By Annabella PultzNielsen
COPENHAGEN (Reuters) - Denmark edged closer to an early general election as a political row over tax cuts for the wealthy escalated over the weekend, threatening to bring down the minority Liberal government that took office just 15 months ago.
The Danish People's Party (DF), one of several that props up the centre-right government by voting with it in parliament, rejected a demand by another one, the Liberal Alliance (LA), to cut the top rate of income tax by 5 percentage points.
"Are you ready for a general election?," DF leader Kristian Thulesen-Dahl asked delegates in his opening speech to the party's annual conference on Saturday.
LA leader Anders Samuelsen has said several times in recent weeks that his party is ready to bring down the government with a no confidence vote if Prime Minister Lars Lokke Rasmussen fails to include the tax cut in the 2017 budget.
Rasmussen said there was not enough backing for the tax cut and urged the two parties to negotiate in order to avoid an election that is likely to be won by the left.
"That would be a very high price to pay, just because one couldn't have their political wishes fulfilled 100 percent," Rasmussen said on Saturday.

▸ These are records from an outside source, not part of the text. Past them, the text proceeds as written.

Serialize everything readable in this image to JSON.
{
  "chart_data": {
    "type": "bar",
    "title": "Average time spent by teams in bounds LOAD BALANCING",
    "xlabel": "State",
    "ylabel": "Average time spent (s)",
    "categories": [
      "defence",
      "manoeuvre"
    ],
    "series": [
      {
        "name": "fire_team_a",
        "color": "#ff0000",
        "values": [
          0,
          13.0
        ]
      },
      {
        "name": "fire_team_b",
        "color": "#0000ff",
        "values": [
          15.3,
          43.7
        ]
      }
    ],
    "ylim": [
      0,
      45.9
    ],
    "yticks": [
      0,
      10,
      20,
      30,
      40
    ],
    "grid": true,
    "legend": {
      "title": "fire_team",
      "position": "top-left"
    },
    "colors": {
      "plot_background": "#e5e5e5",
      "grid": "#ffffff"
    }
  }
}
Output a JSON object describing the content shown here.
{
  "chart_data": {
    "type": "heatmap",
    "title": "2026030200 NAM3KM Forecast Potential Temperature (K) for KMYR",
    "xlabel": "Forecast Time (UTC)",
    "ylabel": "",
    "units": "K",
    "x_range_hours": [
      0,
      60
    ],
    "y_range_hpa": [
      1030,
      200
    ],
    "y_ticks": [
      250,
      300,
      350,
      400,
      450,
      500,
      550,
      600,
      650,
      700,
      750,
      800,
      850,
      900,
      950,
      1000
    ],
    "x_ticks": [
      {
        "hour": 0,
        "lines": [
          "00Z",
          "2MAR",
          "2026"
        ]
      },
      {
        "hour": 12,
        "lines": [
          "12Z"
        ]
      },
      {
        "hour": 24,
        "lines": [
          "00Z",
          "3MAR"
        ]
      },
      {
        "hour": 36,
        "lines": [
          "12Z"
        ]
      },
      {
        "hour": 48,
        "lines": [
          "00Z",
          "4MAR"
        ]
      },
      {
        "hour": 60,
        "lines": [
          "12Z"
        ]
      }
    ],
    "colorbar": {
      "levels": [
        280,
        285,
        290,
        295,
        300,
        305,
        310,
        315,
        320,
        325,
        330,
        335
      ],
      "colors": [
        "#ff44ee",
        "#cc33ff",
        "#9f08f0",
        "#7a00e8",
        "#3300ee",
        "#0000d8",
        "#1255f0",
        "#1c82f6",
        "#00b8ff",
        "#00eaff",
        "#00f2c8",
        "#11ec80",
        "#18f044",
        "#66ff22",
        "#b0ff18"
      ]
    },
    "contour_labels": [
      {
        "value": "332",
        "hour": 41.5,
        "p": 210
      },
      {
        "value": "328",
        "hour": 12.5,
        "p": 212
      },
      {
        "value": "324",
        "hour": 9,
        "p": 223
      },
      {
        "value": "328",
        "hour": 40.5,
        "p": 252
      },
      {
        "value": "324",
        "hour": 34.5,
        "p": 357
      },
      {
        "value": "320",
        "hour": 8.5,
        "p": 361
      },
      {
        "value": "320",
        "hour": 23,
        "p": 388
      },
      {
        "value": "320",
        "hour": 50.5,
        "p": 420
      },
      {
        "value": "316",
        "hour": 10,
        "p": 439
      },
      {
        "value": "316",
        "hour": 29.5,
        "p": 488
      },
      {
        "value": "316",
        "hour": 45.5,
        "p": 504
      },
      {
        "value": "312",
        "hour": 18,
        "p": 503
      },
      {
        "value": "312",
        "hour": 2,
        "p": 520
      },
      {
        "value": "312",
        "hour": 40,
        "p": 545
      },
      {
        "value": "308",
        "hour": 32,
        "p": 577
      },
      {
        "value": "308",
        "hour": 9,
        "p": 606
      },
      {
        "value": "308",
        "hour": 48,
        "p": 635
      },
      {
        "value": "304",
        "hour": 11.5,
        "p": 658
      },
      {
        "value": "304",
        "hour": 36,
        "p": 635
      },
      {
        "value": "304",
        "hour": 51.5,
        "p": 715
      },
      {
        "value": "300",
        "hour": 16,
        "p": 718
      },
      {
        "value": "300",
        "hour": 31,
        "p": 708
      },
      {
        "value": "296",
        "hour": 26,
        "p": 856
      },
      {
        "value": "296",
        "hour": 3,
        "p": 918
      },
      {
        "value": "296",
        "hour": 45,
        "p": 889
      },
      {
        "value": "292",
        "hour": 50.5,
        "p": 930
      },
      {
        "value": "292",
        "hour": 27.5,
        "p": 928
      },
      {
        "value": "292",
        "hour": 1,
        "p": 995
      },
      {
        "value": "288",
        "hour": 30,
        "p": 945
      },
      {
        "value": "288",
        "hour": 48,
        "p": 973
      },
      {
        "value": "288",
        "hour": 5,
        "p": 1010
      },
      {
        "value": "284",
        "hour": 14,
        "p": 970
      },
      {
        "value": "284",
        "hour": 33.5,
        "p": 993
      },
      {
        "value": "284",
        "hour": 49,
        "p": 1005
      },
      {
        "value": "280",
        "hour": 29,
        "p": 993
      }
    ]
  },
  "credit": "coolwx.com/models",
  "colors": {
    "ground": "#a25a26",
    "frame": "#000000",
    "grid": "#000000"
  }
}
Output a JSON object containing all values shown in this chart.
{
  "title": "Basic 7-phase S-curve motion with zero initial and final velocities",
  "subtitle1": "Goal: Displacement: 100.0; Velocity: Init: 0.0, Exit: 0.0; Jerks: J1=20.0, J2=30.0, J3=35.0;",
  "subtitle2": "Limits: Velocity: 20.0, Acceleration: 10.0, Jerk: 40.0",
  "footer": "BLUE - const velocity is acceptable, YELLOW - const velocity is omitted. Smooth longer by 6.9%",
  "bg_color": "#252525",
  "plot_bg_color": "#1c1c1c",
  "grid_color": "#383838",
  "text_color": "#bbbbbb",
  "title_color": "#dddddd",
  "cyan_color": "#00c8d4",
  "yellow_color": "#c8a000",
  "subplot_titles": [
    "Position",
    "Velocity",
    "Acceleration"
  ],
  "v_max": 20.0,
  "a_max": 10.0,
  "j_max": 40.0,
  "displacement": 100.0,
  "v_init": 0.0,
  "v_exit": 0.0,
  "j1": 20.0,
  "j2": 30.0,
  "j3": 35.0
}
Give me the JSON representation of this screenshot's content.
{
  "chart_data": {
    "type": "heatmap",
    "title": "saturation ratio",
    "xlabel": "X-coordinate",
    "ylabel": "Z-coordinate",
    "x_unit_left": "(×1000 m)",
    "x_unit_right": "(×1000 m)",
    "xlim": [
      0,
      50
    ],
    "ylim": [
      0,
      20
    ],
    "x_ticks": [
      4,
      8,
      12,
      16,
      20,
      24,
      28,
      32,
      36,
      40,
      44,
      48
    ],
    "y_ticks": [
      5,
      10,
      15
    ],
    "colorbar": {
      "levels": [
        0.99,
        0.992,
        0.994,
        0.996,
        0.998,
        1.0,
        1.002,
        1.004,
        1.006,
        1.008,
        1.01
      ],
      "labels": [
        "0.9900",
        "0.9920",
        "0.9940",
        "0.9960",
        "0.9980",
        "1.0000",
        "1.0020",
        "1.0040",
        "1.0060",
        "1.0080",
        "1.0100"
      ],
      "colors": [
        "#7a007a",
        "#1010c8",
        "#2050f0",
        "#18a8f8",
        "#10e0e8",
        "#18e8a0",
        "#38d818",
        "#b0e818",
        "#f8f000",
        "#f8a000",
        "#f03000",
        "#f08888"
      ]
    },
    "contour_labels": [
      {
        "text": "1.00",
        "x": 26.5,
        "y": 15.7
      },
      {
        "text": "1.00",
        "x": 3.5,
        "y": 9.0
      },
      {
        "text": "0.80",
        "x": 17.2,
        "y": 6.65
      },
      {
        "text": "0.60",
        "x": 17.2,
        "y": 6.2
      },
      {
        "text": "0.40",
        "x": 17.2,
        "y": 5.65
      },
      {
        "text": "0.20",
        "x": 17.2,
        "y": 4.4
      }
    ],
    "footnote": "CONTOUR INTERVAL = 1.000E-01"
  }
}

Rasmussen's one-party government holds 34 of 179 seats in parliament, making it the narrowest Danish government for decades. It can stay in power only as long as it is supported by DF, LA and the Conservative Party.
Rasmussen won the last election by just one seat in June 2015. A weighted poll from several pollsters gathered by political website Politiko on Sept. 11, showed the socialist opposition would win an election by one seat.